Pour le second rendez-vous, changement d’ambiance. On rencontre Nicolas dans un bar-tabac un peu miteux. Le jeune homme qui, à 31 ans, s’est décidé à entreprendre des études qu’il avait abandonnées avant le bac, connaissait CQFD et Le Ravi avant de venir à Marseille, en août dernier, « par amour ». Il aime la presse papier sans pub, la critique sociale, défendre ses idéaux, l’écologie politique… Il prévient tout de suite : « Je ne suis pas un stakhanoviste du travail ! Et je me suis fait avoir ! J’étais allé écouter un colloque à Aix, sur la corruption, où intervenait Sébastien Boistel. Il a dit que le Ravi avait besoin de bénévoles et… Hop ! Me voilà embarqué. Je me pointe à ma première réunion… Et c’est là qu’on apprend le dépôt de bilan.
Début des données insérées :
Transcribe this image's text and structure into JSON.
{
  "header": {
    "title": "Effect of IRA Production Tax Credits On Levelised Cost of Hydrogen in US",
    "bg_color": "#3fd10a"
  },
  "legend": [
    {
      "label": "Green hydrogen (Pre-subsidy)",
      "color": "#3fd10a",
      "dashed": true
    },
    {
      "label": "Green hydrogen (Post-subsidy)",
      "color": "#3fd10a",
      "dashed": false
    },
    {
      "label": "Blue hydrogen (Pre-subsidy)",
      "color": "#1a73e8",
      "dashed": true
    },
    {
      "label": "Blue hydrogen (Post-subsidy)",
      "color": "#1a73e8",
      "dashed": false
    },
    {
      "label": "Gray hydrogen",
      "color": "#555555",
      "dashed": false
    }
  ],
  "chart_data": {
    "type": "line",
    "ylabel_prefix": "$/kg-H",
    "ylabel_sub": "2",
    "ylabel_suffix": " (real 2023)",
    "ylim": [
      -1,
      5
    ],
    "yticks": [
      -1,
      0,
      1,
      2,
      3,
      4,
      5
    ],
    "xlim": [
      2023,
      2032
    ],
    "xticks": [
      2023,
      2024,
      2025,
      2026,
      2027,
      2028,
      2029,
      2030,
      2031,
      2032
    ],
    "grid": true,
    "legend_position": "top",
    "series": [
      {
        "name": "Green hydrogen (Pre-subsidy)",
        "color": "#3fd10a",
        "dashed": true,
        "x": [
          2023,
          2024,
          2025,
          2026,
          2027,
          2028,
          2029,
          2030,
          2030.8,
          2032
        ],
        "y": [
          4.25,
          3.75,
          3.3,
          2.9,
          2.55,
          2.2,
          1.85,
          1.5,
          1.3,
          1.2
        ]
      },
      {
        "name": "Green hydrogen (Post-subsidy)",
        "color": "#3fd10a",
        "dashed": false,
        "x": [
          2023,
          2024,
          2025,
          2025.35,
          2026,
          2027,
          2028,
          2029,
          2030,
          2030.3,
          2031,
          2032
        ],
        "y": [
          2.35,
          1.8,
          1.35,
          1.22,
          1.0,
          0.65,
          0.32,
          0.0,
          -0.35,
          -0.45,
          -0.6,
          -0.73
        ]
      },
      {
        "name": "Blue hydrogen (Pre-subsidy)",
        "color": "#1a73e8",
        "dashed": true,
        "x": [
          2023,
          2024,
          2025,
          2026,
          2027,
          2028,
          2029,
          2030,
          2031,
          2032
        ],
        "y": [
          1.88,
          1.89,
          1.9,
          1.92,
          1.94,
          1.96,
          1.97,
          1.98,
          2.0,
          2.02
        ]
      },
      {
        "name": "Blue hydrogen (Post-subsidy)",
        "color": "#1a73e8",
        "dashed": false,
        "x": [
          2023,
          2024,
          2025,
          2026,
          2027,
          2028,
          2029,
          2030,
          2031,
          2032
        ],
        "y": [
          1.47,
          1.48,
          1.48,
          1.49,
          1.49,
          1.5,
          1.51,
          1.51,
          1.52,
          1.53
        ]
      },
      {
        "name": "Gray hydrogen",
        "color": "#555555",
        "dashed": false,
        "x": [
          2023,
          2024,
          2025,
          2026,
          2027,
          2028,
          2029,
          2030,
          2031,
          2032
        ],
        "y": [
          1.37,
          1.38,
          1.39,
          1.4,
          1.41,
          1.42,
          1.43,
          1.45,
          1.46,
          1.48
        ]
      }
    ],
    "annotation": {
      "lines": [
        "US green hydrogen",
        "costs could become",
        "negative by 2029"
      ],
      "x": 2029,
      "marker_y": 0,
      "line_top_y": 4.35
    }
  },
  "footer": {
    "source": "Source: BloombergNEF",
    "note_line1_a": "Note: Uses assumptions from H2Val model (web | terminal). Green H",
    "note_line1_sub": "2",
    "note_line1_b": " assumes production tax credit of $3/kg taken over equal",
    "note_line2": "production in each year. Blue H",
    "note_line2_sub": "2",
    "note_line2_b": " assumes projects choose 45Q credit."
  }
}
Merde, je me dis ! Quel coup fourré !  »

Quoi de commun entre ces trois amis du Ravi ? Entre le couple de chercheurs qu’on caricaturerait trop rapidement de bobos et Nicolas, le jeune « gauchiste hétérodoxe » comme il se décrit lui-même ? Peut-être d’abord la simple envie de « faire quelque chose ». « Pour sortir de ce qu’on fait au quotidien, on a décrété qu’on ferait du bénévolat ! C’est terrible, mais dans les labos on est de moins en moins politisés, on ne trouve plus personne avec qui parler de ce qu’il se passe autour de nous », explique Alain. Autre point commun, avec Le Ravi, ils trouvent tous les trois un journal qui leur permet de mieux saisir le système politique de la région où ils se sont installés : les enjeux particuliers du clientélisme, la menace du FN omniprésente… Christine : « Quand t’habites quelque part, il faut que tu t’intéresses à la politique locale. » Et plus encore, c’est le souci d’avoir une presse indépendante qui les unit. « On a la presse qu’on mérite. Je ne peux pas me plaindre si je n’y mets pas du mien », nous explique Nicolas.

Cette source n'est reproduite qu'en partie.